Grave No. 384 in Section A-3 commemorates one of the more remarkable lives among the 240,000 military people and family members buried at Fort Snelling National Cemetery.
Henry Mack, an escaped slave and Civil War soldier who lived to 107, was buried there in 1945 near the fence running along 34th Avenue in south Minneapolis, known as an area where early Black veterans were laid to rest.
Mack was born into Alabama slavery sometime between 1836 and 1838, according to pension records, Civil War logs and affidavits. Newspapers later settled on 1837 as his birth year.

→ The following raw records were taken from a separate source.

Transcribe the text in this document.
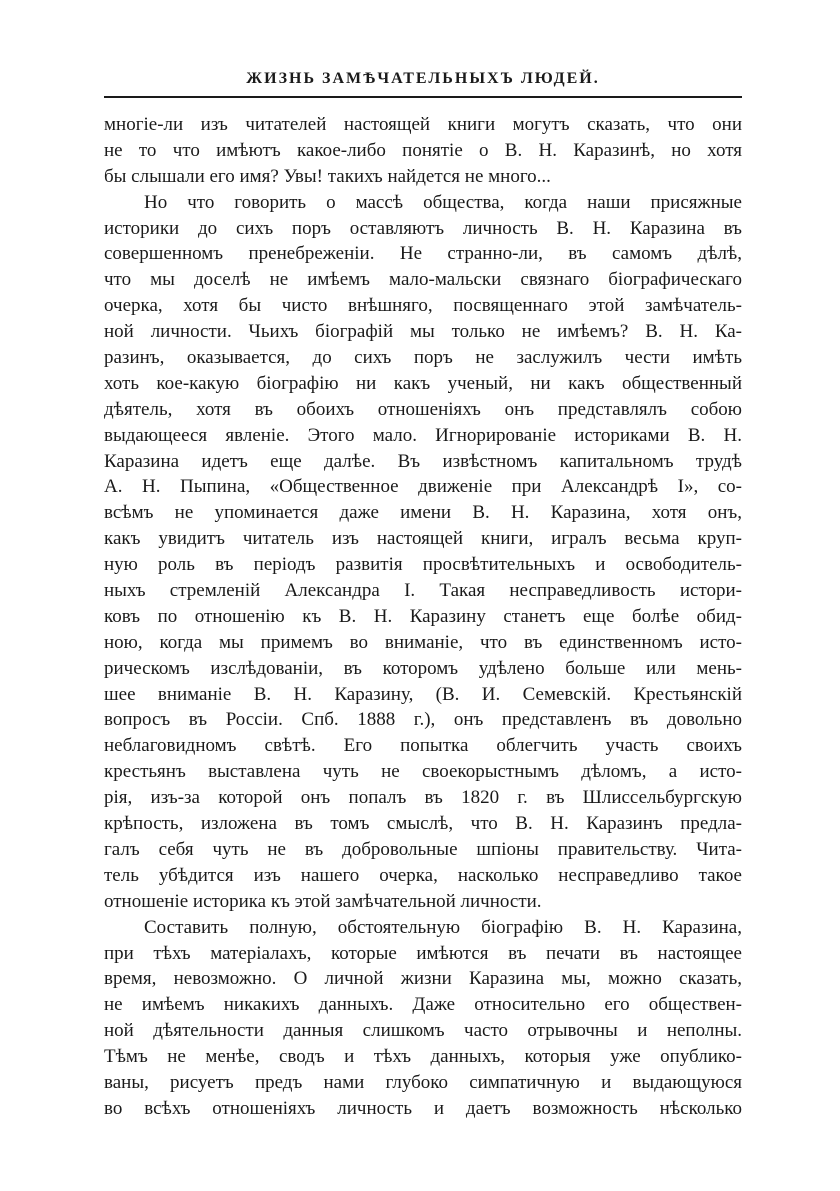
ЖИЗНЬ ЗАМѢЧАТЕЛЬНЫХЪ ЛЮДЕЙ.
многіе-ли изъ читателей настоящей книги могутъ сказать, что они
не то что имѣютъ какое-либо понятіе о В. Н. Каразинѣ, но хотя
бы слышали его имя? Увы! такихъ найдется не много...
Но что говорить о массѣ общества, когда наши присяжные
историки до сихъ поръ оставляютъ личность В. Н. Каразина въ
совершенномъ пренебреженіи. Не странно-ли, въ самомъ дѣлѣ,
что мы доселѣ не имѣемъ мало-мальски связнаго біографическаго
очерка, хотя бы чисто внѣшняго, посвященнаго этой замѣчатель-
ной личности. Чьихъ біографій мы только не имѣемъ? В. Н. Ка-
разинъ, оказывается, до сихъ поръ не заслужилъ чести имѣть
хоть кое-какую біографію ни какъ ученый, ни какъ общественный
дѣятель, хотя въ обоихъ отношеніяхъ онъ представлялъ собою
выдающееся явленіе. Этого мало. Игнорированіе историками В. Н.
Каразина идетъ еще далѣе. Въ извѣстномъ капитальномъ трудѣ
А. Н. Пыпина, «Общественное движеніе при Александрѣ I», со-
всѣмъ не упоминается даже имени В. Н. Каразина, хотя онъ,
какъ увидитъ читатель изъ настоящей книги, игралъ весьма круп-
ную роль въ періодъ развитія просвѣтительныхъ и освободитель-
ныхъ стремленій Александра I. Такая несправедливость истори-
ковъ по отношенію къ В. Н. Каразину станетъ еще болѣе обид-
ною, когда мы примемъ во вниманіе, что въ единственномъ исто-
рическомъ изслѣдованіи, въ которомъ удѣлено больше или мень-
шее вниманіе В. Н. Каразину, (В. И. Семевскій. Крестьянскій
вопросъ въ Россіи. Спб. 1888 г.), онъ представленъ въ довольно
неблаговидномъ свѣтѣ. Его попытка облегчить участь своихъ
крестьянъ выставлена чуть не своекорыстнымъ дѣломъ, а исто-
рія, изъ-за которой онъ попалъ въ 1820 г. въ Шлиссельбургскую
крѣпость, изложена въ томъ смыслѣ, что В. Н. Каразинъ предла-
галъ себя чуть не въ добровольные шпіоны правительству. Чита-
тель убѣдится изъ нашего очерка, насколько несправедливо такое
отношеніе историка къ этой замѣчательной личности.
Составить полную, обстоятельную біографію В. Н. Каразина,
при тѣхъ матеріалахъ, которые имѣются въ печати въ настоящее
время, невозможно. О личной жизни Каразина мы, можно сказать,
не имѣемъ никакихъ данныхъ. Даже относительно его обществен-
ной дѣятельности данныя слишкомъ часто отрывочны и неполны.
Тѣмъ не менѣе, сводъ и тѣхъ данныхъ, которыя уже опублико-
ваны, рисуетъ предъ нами глубоко симпатичную и выдающуюся
во всѣхъ отношеніяхъ личность и даетъ возможность нѣсколько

"I only know my birthday being July 4th as having been told to me by my parents and master," Mack said in 1912. He concluded: "I am 75 years old and past."

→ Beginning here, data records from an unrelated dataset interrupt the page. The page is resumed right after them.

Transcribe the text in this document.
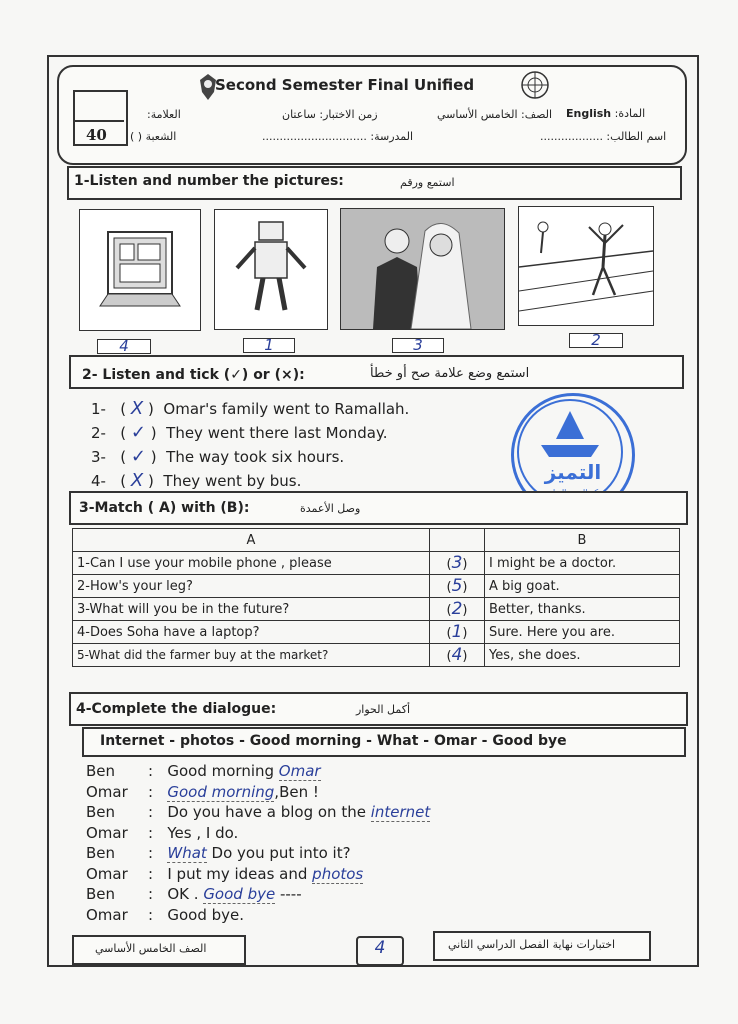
Second Semester Final Unified
40
المادة: English
الصف: الخامس الأساسي
زمن الاختبار: ساعتان
العلامة:
اسم الطالب: ..................
المدرسة: ..............................
الشعبة ( )
1-Listen and number the pictures:	استمع ورقم
4	1	3	2
2- Listen and tick (✓) or (×):	استمع وضع علامة صح أو خطأ
1-   ( X )  Omar's family went to Ramallah.
2-   ( ✓ )  They went there last Monday.
3-   ( ✓ )  The way took six hours.
4-   ( X )  They went by bus.	التميز
3-Match ( A) with (B):	وصل الأعمدة
A		B
1-Can I use your mobile phone , please	(3)	I might be a doctor.
2-How's your leg?	(5)	A big goat.
3-What will you be in the future?	(2)	Better, thanks.
4-Does Soha have a laptop?	(1)	Sure. Here you are.
5-What did the farmer buy at the market?	(4)	Yes, she does.
4-Complete the dialogue:	أكمل الحوار
Internet - photos - Good morning - What - Omar - Good bye
Ben :   Good morning Omar
Omar :   Good morning,Ben !
Ben :   Do you have a blog on the internet
Omar :   Yes , I do.
Ben :   What Do you put into it?
Omar :   I put my ideas and photos
Ben :   OK . Good bye ----
Omar :   Good bye.
الصف الخامس الأساسي	4	اختبارات نهاية الفصل الدراسي الثاني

When he reached 100 in 1937, the Minneapolis Spokesman described Mack as "still well and hearty, with eyes that need no glasses; with hearing unimpaired and an amazing appetite that refuses no good things to eat. ... It would indeed be quite possible that many years are yet his to live." He spoke in what the reporter called "a soft and pleasant drawl, reminiscent of the south from which he came and still loves."

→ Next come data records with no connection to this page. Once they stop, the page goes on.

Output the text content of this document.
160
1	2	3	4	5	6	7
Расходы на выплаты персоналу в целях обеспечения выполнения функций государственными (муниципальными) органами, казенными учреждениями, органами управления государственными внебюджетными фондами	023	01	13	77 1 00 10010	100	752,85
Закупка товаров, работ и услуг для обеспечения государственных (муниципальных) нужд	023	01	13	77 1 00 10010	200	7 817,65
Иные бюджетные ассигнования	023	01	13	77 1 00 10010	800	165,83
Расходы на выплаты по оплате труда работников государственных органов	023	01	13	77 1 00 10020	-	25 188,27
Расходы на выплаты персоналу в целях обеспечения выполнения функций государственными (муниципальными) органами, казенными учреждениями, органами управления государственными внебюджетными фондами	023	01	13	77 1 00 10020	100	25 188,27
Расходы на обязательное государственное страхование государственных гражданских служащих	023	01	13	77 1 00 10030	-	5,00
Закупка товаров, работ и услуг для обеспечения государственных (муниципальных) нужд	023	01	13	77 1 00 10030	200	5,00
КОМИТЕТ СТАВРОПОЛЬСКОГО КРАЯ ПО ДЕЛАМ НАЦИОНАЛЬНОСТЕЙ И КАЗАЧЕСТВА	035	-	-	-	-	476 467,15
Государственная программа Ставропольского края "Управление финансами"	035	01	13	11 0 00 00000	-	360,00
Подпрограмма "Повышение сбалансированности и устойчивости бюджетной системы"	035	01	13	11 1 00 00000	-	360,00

The Minneapolis Star Journal reported in 1941 that Mack, at 104, was "trim, alert, conversational," a busy man with "little time for reminiscing" given his schedule as a "patriotic instructor" and one of the last members of the Civil War veterans' group, the Grand Army of the Republic (GAR). Newspapers, which partly credited Mack's longevity to his avoiding alcohol and tobacco, reported that he was the nation's oldest Civil War veteran when he died of pneumonia. He took his last breath at the Minneapolis Veterans' Hospital on April 8, 1945 — the eve of the day 80 years before when Confederate Gen. Robert E. Lee surrendered in Virginia as the Civil War came to a close.
While the bulk of Mack's days were spent in Arkansas, Kansas and Nebraska, he moved to Minnesota in the early 1920s and spent his last two decades in Minneapolis, becoming a fixture at parades and patriotic events.
"Henry Mack's regular presence at public gatherings ... served as a reminder to the people of the Twin Cities of the past role of African Americans in the defense of the nation and their willingness to serve," Eden Prairie history writer Steve Chicoine wrote in a 2004 profile of Mack in "American Legacy," a magazine dedicated to African American history.